Wednesday, June 20, 2012

Governments Highlight Ocean in Opening Speeches

At the opening of Rio+20 today, a number of Governments made their opening speeches in plenary.  Those who mentioned the ocean as a particular area of concern are paraphrased below.   The speeches are viewable at

The speeches will continue tomorrow.


It is 20 years since the first Rio Conference and the world has a better appreciation of the magnitude of the challenges we face but in terms of action we have very little to show.

I would like to announce that the Maldives will become the first country to become  a marine reserve we can do it in a short time -  I hope in five years - it will become the single largest marine reserve in the world – it will allow only sustainable and eco-friendly fishing

It will exclude deep sea per seine and other destructive techniques – already Maldives is a sanctuary for turtles, sharks and may other species – trade in these products is now illegal in Maldives.
It is time we as leaders should make bold decisions for the future of our children.


The oceans and seas are critical for ecosystem services and food security.

As a sea locked country with a vast EEZ of 900k sq km – in comparison with little land - in this context we are a blue economy,  we continue to be heavily dependant on the responsible use of oceans and seas and their resources as our only livelihood.

Overfishing, IUU and loss of biodiversity among other threats must be addressed swiftly. The oceans produce more than half our oxygen and absorb the most carbon therefore keeping our oceans and seas healthy is a global need.

Sea level rise continues to be a concern which undermines our sustainable development and threatens our very existence as a nation.

Antigua Barbuda

Climate change, overfishing and others are problems not caused by us yet we are called here to carry that burden.

After 20 years we know these problems intimately we know there is climate change, we know there is overfishing we know there is sea level rise, we know species loss we know global warning.

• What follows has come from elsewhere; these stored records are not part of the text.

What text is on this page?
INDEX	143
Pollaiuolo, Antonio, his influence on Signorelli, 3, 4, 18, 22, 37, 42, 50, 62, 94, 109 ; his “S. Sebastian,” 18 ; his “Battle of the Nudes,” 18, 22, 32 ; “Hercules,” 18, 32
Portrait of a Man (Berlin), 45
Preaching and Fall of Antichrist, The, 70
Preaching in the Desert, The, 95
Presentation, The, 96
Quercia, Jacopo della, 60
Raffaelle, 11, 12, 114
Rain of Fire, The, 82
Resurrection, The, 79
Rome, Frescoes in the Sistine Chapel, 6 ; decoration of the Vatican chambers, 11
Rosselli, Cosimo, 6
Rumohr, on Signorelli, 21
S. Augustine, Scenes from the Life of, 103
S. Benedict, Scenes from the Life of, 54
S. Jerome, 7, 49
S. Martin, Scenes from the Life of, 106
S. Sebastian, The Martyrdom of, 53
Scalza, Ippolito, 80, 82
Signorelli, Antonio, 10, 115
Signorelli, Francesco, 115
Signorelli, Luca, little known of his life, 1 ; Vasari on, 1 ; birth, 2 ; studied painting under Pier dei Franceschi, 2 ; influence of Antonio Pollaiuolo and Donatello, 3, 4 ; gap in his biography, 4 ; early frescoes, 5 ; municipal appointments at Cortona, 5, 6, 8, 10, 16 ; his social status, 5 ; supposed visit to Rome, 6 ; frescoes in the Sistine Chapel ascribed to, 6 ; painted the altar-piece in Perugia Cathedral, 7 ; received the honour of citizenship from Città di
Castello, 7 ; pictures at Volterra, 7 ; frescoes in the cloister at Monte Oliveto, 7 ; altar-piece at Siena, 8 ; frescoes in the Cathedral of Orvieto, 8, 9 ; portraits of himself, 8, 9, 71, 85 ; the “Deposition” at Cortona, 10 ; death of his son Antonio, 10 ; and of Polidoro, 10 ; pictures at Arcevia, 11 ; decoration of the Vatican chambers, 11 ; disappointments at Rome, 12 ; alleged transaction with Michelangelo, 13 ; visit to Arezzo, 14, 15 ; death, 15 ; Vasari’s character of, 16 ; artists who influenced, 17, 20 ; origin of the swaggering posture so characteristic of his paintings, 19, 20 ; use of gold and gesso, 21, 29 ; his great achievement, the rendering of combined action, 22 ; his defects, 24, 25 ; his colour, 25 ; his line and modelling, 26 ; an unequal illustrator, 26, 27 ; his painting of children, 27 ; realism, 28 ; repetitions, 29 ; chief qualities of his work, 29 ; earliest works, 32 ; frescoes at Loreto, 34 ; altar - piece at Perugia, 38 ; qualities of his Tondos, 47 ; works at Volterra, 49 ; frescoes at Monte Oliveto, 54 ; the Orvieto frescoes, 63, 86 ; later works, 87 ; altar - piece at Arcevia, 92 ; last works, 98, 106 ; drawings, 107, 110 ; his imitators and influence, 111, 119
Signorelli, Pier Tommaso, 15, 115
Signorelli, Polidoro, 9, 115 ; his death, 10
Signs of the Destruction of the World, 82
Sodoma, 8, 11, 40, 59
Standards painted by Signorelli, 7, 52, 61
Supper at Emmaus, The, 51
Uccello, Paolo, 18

We need support to tackle these problems.

New Zealand

New Zealand identified the sustainable management, conservation and protection of our oceans as an area for more ambitious collective action.

Fisheries support 170 million jobs and more than 1.5 billion people rely on marine resources for their protein intake.

Landlocked countries too are reliant on the oceans because of the impact of oceans on the global climate and because of the role they play in global trade.

New Zealand is particularly concerned about harmful fisheries subsidies which make a significant contribution to the worsening state of global fish stocks.

Subsidies create overcapacity, undermine fisheries management decisions and can contribute to illegal, unregulated and unreported fishing.  New Zealand has looked for a commitment at Rio+20 to eliminate harmful subsidies in the fisheries sector.

Pacific Leaders urged the international community to work towards integrated oceans management, using the Pacific Oceanscape as a model.

Leaders urged the realisation of international goals that contribute to the health and vitality of the ocean environment, including through the global network of marine protected areas agreed at Rio+10.
Leaders also highlighted threats to the ocean environment, including from ocean acidification, pollution and illegal, unreported and unregulated fishing.

Finally, to ensure that Rio+20 included strong outcomes on the conservation and sustainable management of marine ecosystems and resources, Leaders called for the maximisation of returns from the conservation and sustainable management of ocean resources.

New Zealand sees ensuring small island developing states enjoy a greater share of their marine resources as a priority.  They are amongst the most fragile economies in the world.  Collectively we must do all we can to support their efforts to strengthen their resilience.


Populations of many developing countries depend on ocean resources. Let us act with a sense of urgency—to protect marine high seas biodiversity and fish stocks, as well as to tackle the impacts of pollution and climate change. It’s in the text as agreed.


There has been an agreement to preserve the ocean. But these results, however, worthy as they are fall short of our responsibilities.

The oceans are becoming impoverished and acidified and because biodiversity has collapsed.

Therefore we need to have movement forward.


The oceans require increasing attention. The populations of many developing countries depend on ocean resources. Let us act with a sense of urgency to protect marine high seas biodiversity and fish stocks, as well as to tackle the impacts of pollution and climate change. It’s in the text as agreed.